The college-age protagonist of the film (voiced by Wiley Wiggins) hitches a ride in a car that looks like a boat; when he’s dropped off, he finds a note on the street that warns him, "Look to your right," and another car bears down on him before he can scamper out of the way. With this odd series of events Linklater drops his hero down a metaphorical rabbit hole. He awakes apparently unharmed, but he’s locked in a dream he can’t escape from, no matter how many times he opens his eyes and believes he’s beginning a new waking day. Like Alice in Wonderland, he comes in contact with a succession of characters who discourse freely with him, as if they’d been doing so for years. Their conversation is taken off the supermarket shelves of philosophical ideas, both classical and popular, with the same topics resurfacing over and over: identity, communication, free will. A lecturer insists that existentialism is the philosophy of exuberance, not despair, because it enables us to create the path of our own lives. A young man explains that the role of the media is to put us at ease with the essential chaos of the world; then, apparently in protest against this glossing over of the truth, he immolates himself. A young woman talks about the impossibility of communication because words are so inadequate to express the feelings behind them, but she adds that the small, temporary connections we make amid all these grand failures are what we live for. As she speaks, the words that emerge from her mouth take on, briefly and magically, the shape of the ideas they’re meant to suggest.

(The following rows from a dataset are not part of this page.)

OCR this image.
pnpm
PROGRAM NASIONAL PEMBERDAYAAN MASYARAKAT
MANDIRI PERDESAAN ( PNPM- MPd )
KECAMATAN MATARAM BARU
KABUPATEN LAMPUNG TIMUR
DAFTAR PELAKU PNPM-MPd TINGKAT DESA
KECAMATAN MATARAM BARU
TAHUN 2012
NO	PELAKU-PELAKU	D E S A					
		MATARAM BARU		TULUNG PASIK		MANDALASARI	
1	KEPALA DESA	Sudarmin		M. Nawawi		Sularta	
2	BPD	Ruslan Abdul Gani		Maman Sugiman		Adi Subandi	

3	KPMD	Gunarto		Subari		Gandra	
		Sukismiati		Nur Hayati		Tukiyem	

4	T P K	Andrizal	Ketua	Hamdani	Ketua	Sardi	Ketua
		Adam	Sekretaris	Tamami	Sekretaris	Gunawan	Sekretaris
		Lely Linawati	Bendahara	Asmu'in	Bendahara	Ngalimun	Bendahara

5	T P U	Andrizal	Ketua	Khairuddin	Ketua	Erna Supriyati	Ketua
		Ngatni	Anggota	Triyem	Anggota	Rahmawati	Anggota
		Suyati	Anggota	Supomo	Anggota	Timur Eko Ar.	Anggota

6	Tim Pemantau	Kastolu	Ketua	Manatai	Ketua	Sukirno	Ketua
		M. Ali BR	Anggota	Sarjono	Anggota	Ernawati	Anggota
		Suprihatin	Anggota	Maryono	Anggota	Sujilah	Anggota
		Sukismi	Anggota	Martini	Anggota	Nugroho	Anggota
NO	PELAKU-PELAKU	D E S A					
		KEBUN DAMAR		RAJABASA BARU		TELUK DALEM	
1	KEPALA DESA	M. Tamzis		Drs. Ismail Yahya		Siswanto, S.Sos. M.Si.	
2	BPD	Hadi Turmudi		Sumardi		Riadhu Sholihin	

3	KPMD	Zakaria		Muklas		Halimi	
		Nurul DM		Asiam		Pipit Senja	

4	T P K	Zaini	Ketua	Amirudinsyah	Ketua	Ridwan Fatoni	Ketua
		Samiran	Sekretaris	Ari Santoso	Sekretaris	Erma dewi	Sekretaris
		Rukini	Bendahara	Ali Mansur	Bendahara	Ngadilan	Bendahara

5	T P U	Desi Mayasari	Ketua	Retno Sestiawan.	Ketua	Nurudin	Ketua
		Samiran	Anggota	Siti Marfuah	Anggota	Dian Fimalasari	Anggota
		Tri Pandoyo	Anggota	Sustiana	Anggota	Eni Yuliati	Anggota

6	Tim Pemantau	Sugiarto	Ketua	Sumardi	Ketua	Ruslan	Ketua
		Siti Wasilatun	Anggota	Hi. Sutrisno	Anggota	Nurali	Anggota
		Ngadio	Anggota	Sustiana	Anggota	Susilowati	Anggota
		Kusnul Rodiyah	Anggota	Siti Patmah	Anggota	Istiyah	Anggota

This enchanting movie seems without precedent or comparison. But it made me think of both Chris Marker’s great 1983 Sans Soleil, a whirligig of images and reflections on the workings of memory, and James Toback’s 1990 The Big Bang, a documentary in which he brings together a cross-section of highly articulate people of different ages and from different walks of life and encourages them to talk about God and sex and anything else that happens to come up. The inspiration for the notion of a man who can’t wake up is clearly the stories of Jorge Luis Borges, especially "The Circular Ruins," where the narrator dreams a man, more and more each night — and when he’s done, he realizes that he himself is another man’s dream. But the style of Waking Life is as far from Marker’s or Toback’s or Borges’s as their styles are from one other. And the tone — playful yet plaintive — is distinctive to Linklater. You might recognize it from his 1995 Before Sunrise, the best romantic comedy of the last decade, in which Ethan Hawke and Julie Delpy star as an American and a Parisienne who meet en route to Vienna, spend 36 impulsive hours together, and fall in love. (Hawke and Delpy both show up in Waking Life, voicing cartoon figures who are marvelous caricatures of them. Linklater himself and wife Kim Krizan — his co-writer on Before Sunrise — are also among the vocal cast.) This filmmaker often strikes out, but when he hits, he’s capable of miracles.